Nicht vom Chefarzt selbst operiert: Anspruch auf Schmerzensgeld?
- 2 Minuten Lesezeit
Medizinische Eingriffe sind eine schwierige Sache und nicht immer sind die Patienten mit ihrem Behandlungsergebnis zufrieden. Das gilt insbesondere, wenn eine Operation von einem anderen Arzt vorgenommen wurde, als dies zuvor besprochen war.

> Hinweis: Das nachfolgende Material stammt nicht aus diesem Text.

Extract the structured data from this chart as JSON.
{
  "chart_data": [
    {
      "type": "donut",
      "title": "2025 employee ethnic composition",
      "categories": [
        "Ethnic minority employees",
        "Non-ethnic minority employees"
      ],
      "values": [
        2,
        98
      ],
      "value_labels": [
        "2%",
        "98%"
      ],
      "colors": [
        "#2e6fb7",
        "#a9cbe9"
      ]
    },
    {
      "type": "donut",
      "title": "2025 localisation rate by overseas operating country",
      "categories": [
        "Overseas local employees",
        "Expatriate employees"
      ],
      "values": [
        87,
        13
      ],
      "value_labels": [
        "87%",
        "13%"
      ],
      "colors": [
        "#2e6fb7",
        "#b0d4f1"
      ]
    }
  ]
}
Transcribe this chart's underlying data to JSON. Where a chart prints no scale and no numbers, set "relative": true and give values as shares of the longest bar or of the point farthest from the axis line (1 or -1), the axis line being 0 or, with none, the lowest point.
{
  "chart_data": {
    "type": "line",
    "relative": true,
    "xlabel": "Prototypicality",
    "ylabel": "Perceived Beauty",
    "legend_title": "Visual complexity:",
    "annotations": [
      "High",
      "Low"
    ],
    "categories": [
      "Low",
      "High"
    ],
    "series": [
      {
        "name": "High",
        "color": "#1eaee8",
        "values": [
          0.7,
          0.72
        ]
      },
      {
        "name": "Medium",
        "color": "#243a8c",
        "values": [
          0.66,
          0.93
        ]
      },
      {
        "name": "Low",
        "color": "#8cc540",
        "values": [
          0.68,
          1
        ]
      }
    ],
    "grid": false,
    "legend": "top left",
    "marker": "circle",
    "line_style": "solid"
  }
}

Ob sich ein Krankenhaus in diesem Fall darauf berufen kann, dass sich am Behandlungsergebnis nichts geändert hätte, wenn tatsächlich der Chefarzt operiert hätte, musste nun der Bundesgerichtshof (BGH) entscheiden.
Erwartung des Patienten nach Operation nicht erfüllt
Der Kläger verlangte nach einer chirurgischen Handoperation Schmerzensgeld. Trotz ausdrücklicher Vereinbarung einer Chefarztbehandlung hatte in dem Krankenhaus die Operation letztlich nur der stellvertretende Oberarzt durchgeführt. Außerdem waren nach der OP erhebliche gesundheitliche Beeinträchtigungen an der operierten Hand aufgetreten.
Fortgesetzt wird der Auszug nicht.